« Notre gamme de services en orbite comprend l’inspection automatique, la désorbitation de débris, le ravitaillement de satellite voire le remplacement de sa propulsion pour prolonger sa durée de vie », recense Philippe Blatt, directeur général d’Astroscale France et passé par Thales Alenia Space notamment. Implantée à Toulouse depuis l’automne 2023, l’entreprise est une filiale du groupe japonais Astroscale, qui se définit depuis 2013 comme un « balayeur de l’espace ». Elle participait aux Assises du New Space, qui ont eu lieu les 8 et 9 juillet derniers à la Cité des sciences et de l’industrie, à Paris.
Sur son stand, une vidéo montrait de quoi le groupe japonais est capable : une série de photos, sous tous les angles, du second étage d’une fusée, en orbite à 600 km d’altitude, résidu d’un lancement de l’agence spatiale japonaise (Jaxa) en 2009. Le satellite Adras-J (active debris removal by Astrocale) est à l’origine de ces prises de vue spectaculaires. Expédié là-haut par Astroscale en février 2024, il a réussi son « rendez-vous » en orbite avec le morceau de lanceur inerte, long de 11 mètres et mesurant 4 mètres de diamètre. En novembre dernier, les deux objets n’étaient séparés que de 15 mètres.
Ballet synchronisé
Mieux, le satellite s’est coordonné avec le mouvement sur trois axes du débris, au point de devenir un point fixe dans le référentiel de celui-ci. La démonstration a été concluante pour Astrocale et la Jaxa, qui voulaient accumuler un maximum d’informations pour caractériser le niveau d’endommagement et le mouvement propre de ce « déchet » spatial, dans la perspective de le désorbiter. C’est la finalité du programme CRD2 (commercial removal of debris demonstration), engagé par la Jaxa.
« Une première mondiale », insiste Philippe Blatt.
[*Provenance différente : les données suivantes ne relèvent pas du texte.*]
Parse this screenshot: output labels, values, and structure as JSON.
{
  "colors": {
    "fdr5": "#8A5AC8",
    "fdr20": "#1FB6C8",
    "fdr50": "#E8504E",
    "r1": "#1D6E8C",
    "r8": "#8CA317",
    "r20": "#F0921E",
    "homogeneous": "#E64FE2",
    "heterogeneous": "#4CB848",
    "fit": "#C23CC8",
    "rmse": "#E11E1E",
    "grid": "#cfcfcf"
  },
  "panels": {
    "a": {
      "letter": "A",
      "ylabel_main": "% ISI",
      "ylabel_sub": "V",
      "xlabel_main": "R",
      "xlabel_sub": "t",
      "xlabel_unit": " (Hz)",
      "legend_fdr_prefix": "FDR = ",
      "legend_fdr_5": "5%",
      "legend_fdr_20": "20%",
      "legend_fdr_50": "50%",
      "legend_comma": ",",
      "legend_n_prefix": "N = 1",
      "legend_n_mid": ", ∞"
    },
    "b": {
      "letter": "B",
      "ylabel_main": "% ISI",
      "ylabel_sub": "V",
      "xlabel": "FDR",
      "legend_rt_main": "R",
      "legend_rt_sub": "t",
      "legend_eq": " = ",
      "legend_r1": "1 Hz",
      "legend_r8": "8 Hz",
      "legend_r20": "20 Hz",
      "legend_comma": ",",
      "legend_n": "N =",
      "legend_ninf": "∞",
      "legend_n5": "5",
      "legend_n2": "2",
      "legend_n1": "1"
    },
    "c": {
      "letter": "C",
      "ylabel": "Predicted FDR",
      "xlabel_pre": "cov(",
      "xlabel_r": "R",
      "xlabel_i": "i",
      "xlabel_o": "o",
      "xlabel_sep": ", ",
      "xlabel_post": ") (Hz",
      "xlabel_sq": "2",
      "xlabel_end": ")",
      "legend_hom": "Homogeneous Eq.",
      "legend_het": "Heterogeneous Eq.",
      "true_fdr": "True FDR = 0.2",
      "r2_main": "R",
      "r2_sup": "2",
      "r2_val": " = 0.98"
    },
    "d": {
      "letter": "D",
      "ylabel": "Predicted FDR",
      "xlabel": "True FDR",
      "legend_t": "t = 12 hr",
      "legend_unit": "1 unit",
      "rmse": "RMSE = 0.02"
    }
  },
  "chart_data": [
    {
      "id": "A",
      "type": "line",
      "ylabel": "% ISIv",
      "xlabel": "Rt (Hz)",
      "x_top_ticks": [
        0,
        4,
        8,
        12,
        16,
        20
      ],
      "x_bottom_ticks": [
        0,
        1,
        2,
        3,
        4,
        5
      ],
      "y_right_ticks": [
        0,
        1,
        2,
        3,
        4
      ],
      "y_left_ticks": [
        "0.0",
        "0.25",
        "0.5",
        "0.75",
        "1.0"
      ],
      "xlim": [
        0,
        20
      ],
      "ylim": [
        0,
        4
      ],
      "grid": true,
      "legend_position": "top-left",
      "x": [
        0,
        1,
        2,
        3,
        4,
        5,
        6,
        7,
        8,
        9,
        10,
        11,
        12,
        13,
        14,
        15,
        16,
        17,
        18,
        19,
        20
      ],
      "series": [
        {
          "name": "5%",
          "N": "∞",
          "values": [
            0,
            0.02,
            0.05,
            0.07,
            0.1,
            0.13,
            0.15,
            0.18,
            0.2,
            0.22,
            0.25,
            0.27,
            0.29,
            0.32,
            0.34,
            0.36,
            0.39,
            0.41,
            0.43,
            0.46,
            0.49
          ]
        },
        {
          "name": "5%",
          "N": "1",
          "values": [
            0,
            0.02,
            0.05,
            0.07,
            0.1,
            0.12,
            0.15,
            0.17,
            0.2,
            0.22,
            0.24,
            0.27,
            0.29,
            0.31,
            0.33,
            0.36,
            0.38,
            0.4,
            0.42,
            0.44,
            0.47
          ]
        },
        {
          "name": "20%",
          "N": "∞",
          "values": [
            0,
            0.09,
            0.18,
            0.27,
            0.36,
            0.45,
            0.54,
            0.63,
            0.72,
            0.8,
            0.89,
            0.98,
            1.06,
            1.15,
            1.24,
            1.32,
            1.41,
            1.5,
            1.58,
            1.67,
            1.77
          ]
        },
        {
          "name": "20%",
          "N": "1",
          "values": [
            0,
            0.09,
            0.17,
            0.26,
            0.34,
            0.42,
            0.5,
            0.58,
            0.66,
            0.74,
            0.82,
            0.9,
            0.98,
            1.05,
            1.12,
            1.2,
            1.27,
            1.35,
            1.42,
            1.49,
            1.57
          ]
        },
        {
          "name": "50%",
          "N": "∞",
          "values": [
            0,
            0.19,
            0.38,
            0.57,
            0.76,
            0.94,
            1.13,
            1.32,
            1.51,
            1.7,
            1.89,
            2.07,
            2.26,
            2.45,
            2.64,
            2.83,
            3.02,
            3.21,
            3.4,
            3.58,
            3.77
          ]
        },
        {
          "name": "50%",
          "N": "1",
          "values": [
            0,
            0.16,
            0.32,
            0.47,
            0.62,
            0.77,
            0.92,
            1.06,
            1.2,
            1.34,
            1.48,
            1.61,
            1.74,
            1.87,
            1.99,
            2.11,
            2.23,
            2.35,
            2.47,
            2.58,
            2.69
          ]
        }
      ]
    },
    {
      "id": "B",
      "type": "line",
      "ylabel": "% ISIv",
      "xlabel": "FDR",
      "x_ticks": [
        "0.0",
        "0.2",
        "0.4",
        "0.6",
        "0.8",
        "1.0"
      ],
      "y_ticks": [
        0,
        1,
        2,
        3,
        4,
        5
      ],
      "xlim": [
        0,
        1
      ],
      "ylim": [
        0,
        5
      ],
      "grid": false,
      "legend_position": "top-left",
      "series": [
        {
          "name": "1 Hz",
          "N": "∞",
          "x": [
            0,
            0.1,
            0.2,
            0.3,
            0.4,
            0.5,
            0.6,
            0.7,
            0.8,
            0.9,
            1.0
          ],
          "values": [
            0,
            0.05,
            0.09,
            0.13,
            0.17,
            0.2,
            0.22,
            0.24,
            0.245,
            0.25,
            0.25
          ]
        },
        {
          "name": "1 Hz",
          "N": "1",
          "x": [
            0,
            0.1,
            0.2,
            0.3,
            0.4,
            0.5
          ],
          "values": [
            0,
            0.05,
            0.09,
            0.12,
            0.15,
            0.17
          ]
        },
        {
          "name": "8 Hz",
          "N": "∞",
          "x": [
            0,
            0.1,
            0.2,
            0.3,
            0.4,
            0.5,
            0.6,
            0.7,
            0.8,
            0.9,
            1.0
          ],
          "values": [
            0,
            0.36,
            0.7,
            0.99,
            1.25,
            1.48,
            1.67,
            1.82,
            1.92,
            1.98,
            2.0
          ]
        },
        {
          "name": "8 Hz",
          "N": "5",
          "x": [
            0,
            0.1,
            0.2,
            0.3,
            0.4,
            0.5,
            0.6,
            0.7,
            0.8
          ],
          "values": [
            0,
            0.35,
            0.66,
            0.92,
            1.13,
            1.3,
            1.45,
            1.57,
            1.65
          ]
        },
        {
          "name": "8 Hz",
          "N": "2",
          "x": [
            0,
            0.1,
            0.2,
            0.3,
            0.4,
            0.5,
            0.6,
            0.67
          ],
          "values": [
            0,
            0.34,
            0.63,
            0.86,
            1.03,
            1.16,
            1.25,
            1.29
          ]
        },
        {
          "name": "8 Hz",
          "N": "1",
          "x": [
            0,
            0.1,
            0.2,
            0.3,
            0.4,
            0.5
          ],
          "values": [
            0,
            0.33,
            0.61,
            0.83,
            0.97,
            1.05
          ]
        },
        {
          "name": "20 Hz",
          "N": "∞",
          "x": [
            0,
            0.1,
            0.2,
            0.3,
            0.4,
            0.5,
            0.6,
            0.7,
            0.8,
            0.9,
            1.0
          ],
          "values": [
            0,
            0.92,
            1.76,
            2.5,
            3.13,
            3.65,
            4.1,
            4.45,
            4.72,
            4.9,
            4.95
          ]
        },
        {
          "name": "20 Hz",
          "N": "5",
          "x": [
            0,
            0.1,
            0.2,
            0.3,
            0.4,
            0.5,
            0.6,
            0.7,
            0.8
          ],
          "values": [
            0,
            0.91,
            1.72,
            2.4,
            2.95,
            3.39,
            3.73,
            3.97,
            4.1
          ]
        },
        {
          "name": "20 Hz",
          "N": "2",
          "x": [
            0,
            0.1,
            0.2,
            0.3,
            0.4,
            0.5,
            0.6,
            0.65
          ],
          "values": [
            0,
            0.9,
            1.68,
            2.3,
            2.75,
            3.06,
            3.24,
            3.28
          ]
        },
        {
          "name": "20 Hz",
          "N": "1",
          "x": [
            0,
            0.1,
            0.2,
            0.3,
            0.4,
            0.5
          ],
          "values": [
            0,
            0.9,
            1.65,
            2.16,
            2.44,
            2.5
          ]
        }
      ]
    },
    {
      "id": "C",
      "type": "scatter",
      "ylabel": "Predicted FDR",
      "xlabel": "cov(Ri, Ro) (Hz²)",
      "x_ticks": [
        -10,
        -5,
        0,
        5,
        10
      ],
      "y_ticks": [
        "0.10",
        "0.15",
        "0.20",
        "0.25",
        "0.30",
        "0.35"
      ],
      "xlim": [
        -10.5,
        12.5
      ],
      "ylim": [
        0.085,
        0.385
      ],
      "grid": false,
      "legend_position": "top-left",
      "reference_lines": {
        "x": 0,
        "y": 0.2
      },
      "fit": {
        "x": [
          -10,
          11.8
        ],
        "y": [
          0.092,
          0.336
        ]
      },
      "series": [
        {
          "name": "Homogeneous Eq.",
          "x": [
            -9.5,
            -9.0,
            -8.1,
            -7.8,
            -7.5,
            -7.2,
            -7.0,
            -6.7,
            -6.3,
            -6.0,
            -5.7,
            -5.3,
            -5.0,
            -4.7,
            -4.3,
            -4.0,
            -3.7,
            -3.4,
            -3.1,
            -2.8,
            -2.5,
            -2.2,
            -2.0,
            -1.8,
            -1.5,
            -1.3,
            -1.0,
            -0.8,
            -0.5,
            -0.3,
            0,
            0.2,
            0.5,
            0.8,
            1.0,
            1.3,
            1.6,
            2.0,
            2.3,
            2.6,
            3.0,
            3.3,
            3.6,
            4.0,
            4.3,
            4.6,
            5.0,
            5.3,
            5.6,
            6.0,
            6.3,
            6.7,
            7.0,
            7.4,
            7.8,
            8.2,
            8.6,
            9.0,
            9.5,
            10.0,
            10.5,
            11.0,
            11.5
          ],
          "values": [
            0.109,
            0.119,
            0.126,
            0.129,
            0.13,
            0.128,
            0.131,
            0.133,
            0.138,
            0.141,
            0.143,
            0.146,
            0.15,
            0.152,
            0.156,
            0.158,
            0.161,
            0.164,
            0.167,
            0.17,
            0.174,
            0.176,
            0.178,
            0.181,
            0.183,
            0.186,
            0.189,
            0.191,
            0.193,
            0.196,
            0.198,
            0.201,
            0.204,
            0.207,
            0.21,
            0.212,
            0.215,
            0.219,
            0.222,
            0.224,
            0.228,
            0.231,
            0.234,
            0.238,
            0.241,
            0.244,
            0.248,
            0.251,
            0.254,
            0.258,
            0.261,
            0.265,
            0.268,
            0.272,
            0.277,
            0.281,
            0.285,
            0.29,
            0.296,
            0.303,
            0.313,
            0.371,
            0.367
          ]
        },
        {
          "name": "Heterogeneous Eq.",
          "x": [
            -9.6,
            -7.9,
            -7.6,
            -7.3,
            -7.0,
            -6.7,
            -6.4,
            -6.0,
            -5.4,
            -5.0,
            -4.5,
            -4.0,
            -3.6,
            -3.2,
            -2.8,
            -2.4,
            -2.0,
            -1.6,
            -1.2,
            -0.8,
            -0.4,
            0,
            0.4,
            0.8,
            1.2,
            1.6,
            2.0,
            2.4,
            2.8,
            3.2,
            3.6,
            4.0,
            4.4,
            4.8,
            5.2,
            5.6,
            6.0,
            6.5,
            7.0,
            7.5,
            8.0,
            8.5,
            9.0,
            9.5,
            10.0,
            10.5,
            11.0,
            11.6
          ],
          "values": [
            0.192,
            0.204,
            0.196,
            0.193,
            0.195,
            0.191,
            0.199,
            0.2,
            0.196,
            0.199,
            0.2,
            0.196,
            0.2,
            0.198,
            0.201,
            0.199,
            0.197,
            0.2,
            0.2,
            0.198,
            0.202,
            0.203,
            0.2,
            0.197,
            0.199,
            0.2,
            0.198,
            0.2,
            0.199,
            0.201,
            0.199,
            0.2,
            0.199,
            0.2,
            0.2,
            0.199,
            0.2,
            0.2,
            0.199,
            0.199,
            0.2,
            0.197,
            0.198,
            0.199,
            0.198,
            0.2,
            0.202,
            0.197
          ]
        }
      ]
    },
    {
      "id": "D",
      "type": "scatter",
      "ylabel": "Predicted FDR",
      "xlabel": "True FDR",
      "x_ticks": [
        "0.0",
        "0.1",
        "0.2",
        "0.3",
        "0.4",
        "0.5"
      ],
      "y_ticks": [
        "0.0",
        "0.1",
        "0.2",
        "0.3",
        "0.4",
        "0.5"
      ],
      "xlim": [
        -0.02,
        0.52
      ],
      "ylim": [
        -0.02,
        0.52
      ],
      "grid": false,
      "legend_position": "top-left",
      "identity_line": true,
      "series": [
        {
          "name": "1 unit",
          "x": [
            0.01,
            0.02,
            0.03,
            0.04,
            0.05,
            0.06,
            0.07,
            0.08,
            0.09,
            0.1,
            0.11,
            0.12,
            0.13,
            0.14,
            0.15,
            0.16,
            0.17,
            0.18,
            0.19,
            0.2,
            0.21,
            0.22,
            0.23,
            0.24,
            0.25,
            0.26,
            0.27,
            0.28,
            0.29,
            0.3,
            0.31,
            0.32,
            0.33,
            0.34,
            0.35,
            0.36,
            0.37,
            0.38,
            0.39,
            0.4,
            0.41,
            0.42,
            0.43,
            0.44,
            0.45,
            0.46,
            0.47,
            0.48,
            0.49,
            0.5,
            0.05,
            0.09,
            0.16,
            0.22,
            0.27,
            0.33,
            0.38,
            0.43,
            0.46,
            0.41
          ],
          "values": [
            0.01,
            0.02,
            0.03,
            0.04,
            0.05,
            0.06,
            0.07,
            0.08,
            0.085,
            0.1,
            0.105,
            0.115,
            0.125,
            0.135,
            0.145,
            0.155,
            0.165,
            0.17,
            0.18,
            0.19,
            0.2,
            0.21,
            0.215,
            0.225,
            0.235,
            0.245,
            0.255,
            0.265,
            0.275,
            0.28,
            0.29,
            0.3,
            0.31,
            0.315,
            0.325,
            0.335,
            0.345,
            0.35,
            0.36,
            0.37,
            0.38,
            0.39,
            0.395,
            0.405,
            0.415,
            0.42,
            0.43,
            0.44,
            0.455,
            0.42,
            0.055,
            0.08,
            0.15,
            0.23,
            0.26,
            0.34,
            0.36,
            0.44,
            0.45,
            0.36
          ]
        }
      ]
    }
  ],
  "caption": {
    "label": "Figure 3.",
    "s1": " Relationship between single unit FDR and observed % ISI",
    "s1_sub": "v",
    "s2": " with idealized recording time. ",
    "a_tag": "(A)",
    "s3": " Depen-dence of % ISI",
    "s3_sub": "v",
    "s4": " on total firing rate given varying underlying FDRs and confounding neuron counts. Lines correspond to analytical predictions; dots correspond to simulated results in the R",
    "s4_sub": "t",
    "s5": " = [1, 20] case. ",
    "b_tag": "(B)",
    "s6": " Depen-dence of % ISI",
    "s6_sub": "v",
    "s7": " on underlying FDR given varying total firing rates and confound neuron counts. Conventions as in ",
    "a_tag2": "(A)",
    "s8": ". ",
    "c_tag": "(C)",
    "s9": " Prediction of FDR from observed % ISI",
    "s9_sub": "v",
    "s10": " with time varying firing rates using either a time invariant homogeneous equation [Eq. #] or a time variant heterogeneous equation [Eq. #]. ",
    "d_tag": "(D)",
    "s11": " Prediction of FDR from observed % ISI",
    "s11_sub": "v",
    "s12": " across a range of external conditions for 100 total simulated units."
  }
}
Car l’exercice n’a rien d’une sinécure. Un débris abandonné de longue date sur son orbite devient « non coopératif » : privé de carburant ou défectueux, il ne contrôle plus son mouvement. Par ailleurs, il ne produit ni ne transmet de données relatives à ce mouvement, comme les rotations sur les trois axes. A condition qu’il soit assez grand, seule sa position orbitale est repérable par l’intermédiaire d’un radar au sol.
De l'IA à bord pour un gain d'autonomie
Après s’être approché selon une trajectoire préprogrammée sur la base de ces observations radar, le satellite Adras-J a ensuite manœuvré grâce aux images fournies par les deux caméras embarquées, opérant dans le visible et l’infrarouge. Ces instruments, envoyant les images au sol, ont également servi à examiner l’état du débris. Un lidar complémentaire a permis de modéliser la forme et le mouvement de l’objet.
« Nous employons pour le moment des modèles mathématiques déterministes et des techniques d’optimisation de trajectoire, explique Philippe Blatt. Mais nous avons le projet d’embarquer de l’IA pour que le satellite gagne en autonomie et prenne ses décisions. L’idée est de minimiser les opérations au sol et d’obtenir un satellite multi-cibles, dont le logiciel s’adapte à la forme de nouveaux débris.» Dans le cadre de la démonstration l’an dernier, les plans du second étage du lanceur étaient stockés à bord.
Arrimage par bras robotique
D’ici là, Astroscale va poursuivre sa collaboration avec la Jaxa pour la deuxième phase du programme CRD2, envisagée à partir de 2026. Un deuxième satellite, plus lourd que le précédent (850 kg contre 180 kg), sera envoyé en orbite. « L’approche sera identique, mais notre satellite va s’arrimer au débris à l’aide d’un bras robotique dans le but de le désorbiter », précise Philippe Blatt. Autrement dit, il le propulsera vers l’atmosphère, si tout va bien, pour que le débris s’y désintègre.
La filiale française d’Astroscale a pour vocation d’être l’interlocutrice des institutions nationales et supranationales, comme le Cnes et l’Agence spatiale européenne (ESA). L’ESA a déjà signé un contrat avec la start-up suisse Clearspace pour désorbiter le satellite Proba-1. La mission devrait être lancée en 2029.
Le nombre grandissant de débris spatiaux et le danger qu’ils représentent pour de futures missions encouragent d’autres start-up à proposer des solutions pour capter ce marché en devenir. Le français Aldoria (anciennement Share my Space) est sur les rangs avec un service de surveillance au sol, à l’image de l’américain LeoLabs. Comme Astroscale et Clearspace, la start-up française Dark veut aller plus loin – littéralement – pour nettoyer les orbites et prévenir les collisions. Son système Interceptor, lancé depuis un avion, irait s’agripper au débris pour l’éliminer dans l’atmosphère. Le premier vol serait prévu en 2028.